In the last example, sed concatenates lines only until it finds a match, and then it prints the line (after substituting the text). Then, it starts again to concatenate the following lines.

However, that approach is usually massively inefficient, as the regex work increases logarithmically. Unless a sed guru can point out a better way, I’m going to continue using the first approach.

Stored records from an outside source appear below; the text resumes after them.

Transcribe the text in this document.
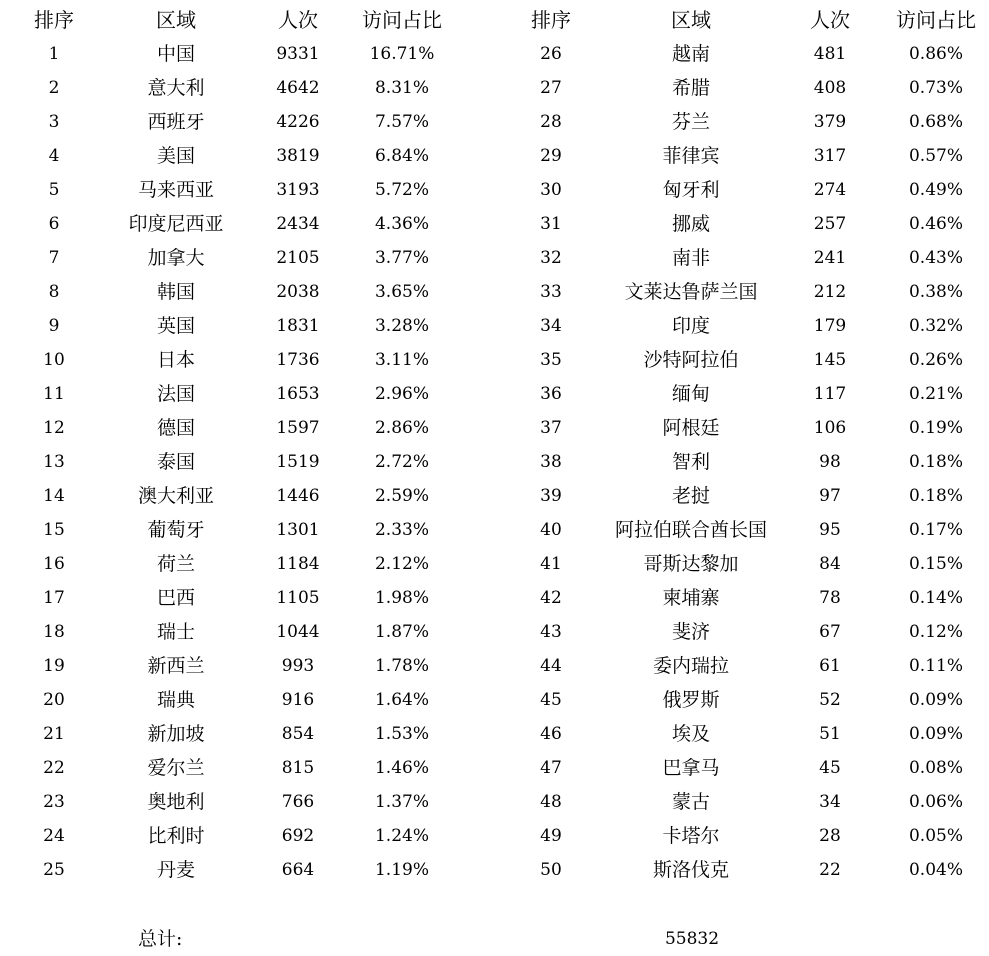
排序	区域	人次	访问占比
1	中国	9331	16.71%
2	意大利	4642	8.31%
3	西班牙	4226	7.57%
4	美国	3819	6.84%
5	马来西亚	3193	5.72%
6	印度尼西亚	2434	4.36%
7	加拿大	2105	3.77%
8	韩国	2038	3.65%
9	英国	1831	3.28%
10	日本	1736	3.11%
11	法国	1653	2.96%
12	德国	1597	2.86%
13	泰国	1519	2.72%
14	澳大利亚	1446	2.59%
15	葡萄牙	1301	2.33%
16	荷兰	1184	2.12%
17	巴西	1105	1.98%
18	瑞士	1044	1.87%
19	新西兰	993	1.78%
20	瑞典	916	1.64%
21	新加坡	854	1.53%
22	爱尔兰	815	1.46%
23	奥地利	766	1.37%
24	比利时	692	1.24%
25	丹麦	664	1.19%
排序	区域	人次	访问占比
26	越南	481	0.86%
27	希腊	408	0.73%
28	芬兰	379	0.68%
29	菲律宾	317	0.57%
30	匈牙利	274	0.49%
31	挪威	257	0.46%
32	南非	241	0.43%
33	文莱达鲁萨兰国	212	0.38%
34	印度	179	0.32%
35	沙特阿拉伯	145	0.26%
36	缅甸	117	0.21%
37	阿根廷	106	0.19%
38	智利	98	0.18%
39	老挝	97	0.18%
40	阿拉伯联合酋长国	95	0.17%
41	哥斯达黎加	84	0.15%
42	柬埔寨	78	0.14%
43	斐济	67	0.12%
44	委内瑞拉	61	0.11%
45	俄罗斯	52	0.09%
46	埃及	51	0.09%
47	巴拿马	45	0.08%
48	蒙古	34	0.06%
49	卡塔尔	28	0.05%
50	斯洛伐克	22	0.04%
总计:	55832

I’ve put the following script, which I call “sedml,” for sed multi-line, in my bash path.

#!/bin/sh
if [ "$#" -lt 2 ]
then
exit;
fi

# change the input file if no 3rd argument
if [ -z "$3" ]
then
        outputfile="$1"
else
        outputfile="$3"
fi
sed -n '
# if the first line copy the pattern to the hold buffer
1h
# if not the first line then append the pattern to the hold buffer
1!H
# if the last line then ...
$ {
        # copy from the hold to the pattern buffer
        g
        # do the search and replace
        '
"$2"'
        # print
        p
}
'
$1 > $1.tmp;
mv -f $1.tmp $outputfile;
 

So I can replace multi-line patterns in multiple files like so:

 grep -rl '<h2' * | while read i; do sedml $i "s/<h2.*</h2>/No title here/g" $i.tmp; done;

39 Comments

  1. Thank you for this. You are a philosopher and a poet.

    -David

  2. Hi, filosofo

    Maybe I misunderstood something, nut I created the following bash script:

    #!/bin/bash
    SRCH="a\nb"
    file="test.txt"
    sed -i.bak -n '
    # if the first line copy the pattern to the hold buffer
    1h
    # if not the first line then append the pattern to the hold buffer
    1!H
    # if the last line then ...
    $ {
    # copy from the hold to the pattern buffer
    g
    # do the search and replace
    '"$SRCH"'
    # print
    p
    }
    ' $file;

    …and it cannot find the pattern in test.txt:

    a
    b

    any tips?

  3. Hi, filosofo

    Maybe I misunderstood something, but I created the following bash script:

    #!/bin/bash
    SRCH="a\nb"
    file="test.txt"
    sed -i.bak -n '
    # if the first line copy the pattern to the hold buffer
    1h
    # if not the first line then append the pattern to the hold buffer
    1!H
    # if the last line then ...
    $ {
    # copy from the hold to the pattern buffer
    g
    # do the search and replace
    '"$SRCH"'
    # print
    p
    }
    ' $file;

    …and it cannot find the pattern in test.txt:

    a
    b

    any tips?

  4. >> # do the search and replace
    >> ‘”$SRCH”‘

    If you want to search and replace, do something like this :
    s/’”$SRCH”‘/xxx/

  5. hi all,

    I’ve the following issue.
    some virus injecting php and html files with some malicious code,
    it’s something like:

    <iframe ……..
    ………….
    ………

    till i could stop this virus, i want to automate some script to match and delete this patern or replace with some empty string,

    i tried your example but it seems to have something wrong,
    could you help me please with this issue ?

    thanks in advance.

  6. $ things i notice:
    1. (i’m not sure about this since i didn’t try your sc). it looks like there is a problem in the invocation line:
    grep -rl '<h2' * | while read i; do
    sedml $i "s/<h2.*/No title here/g" $i.tmp
    done

    - in the arg for the sed ‘s’ cmd, isn’t that the / in will be taken by sed as the ‘s’ delimiter? yes, it can be simply changed to another char. but what bothers me (maybe it’s just me since i barely know regex) is that the sc user must be a bit familiar with regex & moreover with sed ‘s’ cmd

    - also, the ‘s’ cmd regex will go across multiple since .* match longest pattern

    2. as u said: for each input file, the hold buf contains all the complete input, meaning more text more mem consumed, worse for other app, more danger for sed to be killed

    3. (i’m assuming you’re concern about efficiency since u gave 2nd try to the problem for it)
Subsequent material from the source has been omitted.